Not that technology should be ignored. But when a nifty new courtroom is built and equipped with tiny counsel tables, or the old counsel tables in an old courtroom are shoved aside in favor of a giant screen, things are going wrong.

That's true as well for churches but if anything the presentations of this sort of technology are much worse.  I've been to Masses where the pastor thought, for some reason, that a gospel that was originally designed to be a letter read to a congregation by a Priest is accompanied by an illustration or set of illustrations put up on a screen that look like they were drawn for children's books in the 1950s.  Not good.  If the original audience, which no doubt included the illiterate, was able to grasp what are sometimes extremely deep theological points by having the letter read to them, a modern audience with nearly 100% literacy sure can.  Diverting attention with bad illustrations, or photographs of sunrises, isn't going to serve to get the message across. The projection screen, however, will serve to detract from the appearance of the church.

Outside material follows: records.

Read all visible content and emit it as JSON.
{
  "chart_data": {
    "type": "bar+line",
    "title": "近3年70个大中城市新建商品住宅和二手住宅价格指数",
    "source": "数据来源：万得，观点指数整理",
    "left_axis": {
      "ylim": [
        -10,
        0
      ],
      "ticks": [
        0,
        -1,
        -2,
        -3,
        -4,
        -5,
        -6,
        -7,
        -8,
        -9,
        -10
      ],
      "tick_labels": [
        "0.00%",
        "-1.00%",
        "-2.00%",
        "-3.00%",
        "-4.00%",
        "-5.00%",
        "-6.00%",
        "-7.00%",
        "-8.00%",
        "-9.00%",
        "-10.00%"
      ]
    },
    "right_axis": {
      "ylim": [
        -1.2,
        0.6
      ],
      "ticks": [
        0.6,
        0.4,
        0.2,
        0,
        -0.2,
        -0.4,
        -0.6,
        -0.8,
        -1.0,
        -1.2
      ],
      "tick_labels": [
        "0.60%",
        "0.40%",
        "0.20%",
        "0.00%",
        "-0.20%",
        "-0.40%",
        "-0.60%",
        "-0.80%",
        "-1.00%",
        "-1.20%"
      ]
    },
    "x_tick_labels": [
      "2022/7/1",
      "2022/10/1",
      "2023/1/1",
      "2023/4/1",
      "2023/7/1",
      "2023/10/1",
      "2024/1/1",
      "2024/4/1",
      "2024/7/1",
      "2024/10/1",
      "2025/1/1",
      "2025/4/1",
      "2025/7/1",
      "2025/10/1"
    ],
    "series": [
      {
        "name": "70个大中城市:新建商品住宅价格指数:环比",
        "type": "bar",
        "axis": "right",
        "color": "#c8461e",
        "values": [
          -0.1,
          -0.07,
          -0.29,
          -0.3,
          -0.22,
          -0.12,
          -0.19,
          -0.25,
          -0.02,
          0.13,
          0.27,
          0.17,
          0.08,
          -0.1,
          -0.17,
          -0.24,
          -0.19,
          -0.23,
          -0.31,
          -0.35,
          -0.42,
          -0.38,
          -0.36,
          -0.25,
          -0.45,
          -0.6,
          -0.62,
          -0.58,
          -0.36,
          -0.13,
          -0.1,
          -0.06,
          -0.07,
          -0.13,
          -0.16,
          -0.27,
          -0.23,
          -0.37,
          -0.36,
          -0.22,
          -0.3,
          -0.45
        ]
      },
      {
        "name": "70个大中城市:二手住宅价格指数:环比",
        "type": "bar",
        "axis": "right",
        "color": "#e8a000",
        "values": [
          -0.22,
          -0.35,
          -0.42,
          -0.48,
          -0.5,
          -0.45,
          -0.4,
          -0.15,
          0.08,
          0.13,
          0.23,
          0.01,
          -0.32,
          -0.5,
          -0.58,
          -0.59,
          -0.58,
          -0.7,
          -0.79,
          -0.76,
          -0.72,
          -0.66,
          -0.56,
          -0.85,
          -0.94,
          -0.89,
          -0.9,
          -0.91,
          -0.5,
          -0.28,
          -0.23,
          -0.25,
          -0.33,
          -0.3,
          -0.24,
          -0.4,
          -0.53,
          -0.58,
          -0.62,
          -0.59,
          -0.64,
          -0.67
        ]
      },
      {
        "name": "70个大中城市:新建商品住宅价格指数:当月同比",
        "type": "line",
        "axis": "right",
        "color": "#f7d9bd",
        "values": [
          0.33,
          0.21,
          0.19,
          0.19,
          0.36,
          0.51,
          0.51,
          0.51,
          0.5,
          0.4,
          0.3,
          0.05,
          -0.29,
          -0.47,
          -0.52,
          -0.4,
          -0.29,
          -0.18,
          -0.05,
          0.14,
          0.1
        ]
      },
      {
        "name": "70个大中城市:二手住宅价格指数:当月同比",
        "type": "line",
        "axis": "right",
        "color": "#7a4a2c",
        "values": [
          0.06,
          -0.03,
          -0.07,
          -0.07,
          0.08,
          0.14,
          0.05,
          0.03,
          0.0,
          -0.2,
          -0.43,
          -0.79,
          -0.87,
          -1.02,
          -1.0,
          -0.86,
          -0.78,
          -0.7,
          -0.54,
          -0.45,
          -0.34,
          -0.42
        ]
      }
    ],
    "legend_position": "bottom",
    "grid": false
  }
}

Indeed, if a person really wanted to have illustrations that were tired to the message of the Gospels it would like cause a lot of people in the pews to gasp, which is why it won't be done.  Consider, for example, St. Paul's letter to the Corinthians:
Do you not realise that people who do evil will never inherit the kingdom of God? Make no mistake -- the sexually immoral, idolaters, adulterers, the self-indulgent, sodomites,
thieves, misers, drunkards, slanderers and swindlers, none of these will inherit the kingdom of God.*
This could in fact be effectively illustrated, and it wouldn't have to be with pastel cartoon like prints recalling the 50s.  It'd be easy to do it with modern photographs or even snippets from popular televisions shows, and really drive a point home.  Followed, quite soon, with by protests. Shoot, you could illustrate this just through slides of Friends, The Big Bang Theory, Sex In The City, Vanderpump Rules or Below Deck.  Pretty much any modern popular media, or even snippets of the trendy in the news, would do.

Now, having said this, it should not be taken to mean that every church or courthouse or older building of any type must remain exactly the way it was.  Far from it.  For one thing, heating and cooling have enormously improved and, given that I work in an old office building (vintage 1917) and I can attest that old heating, in particular, is bad.  Updating heating is good.  The same is true, I'd note, for cooling.  Modern appliances, wiring for the internet, etc., are all well worth doing and indeed  are modern necessities.  Modern windows are so far superior to old ones it isn't funny.

But things that impact the architecture itself?

Well, proceed with caution.


*Not surprisingly there are various translations of St. Pauls letter to the Corinthians, all of which are upsetting to various modern people.  This is so much the case that one local Univeralist minister dismisses St. Paul's letters as just his opinions, which pretty much dismisses the concept of divinely inspired text entirely in favor of . . .well whatever you like.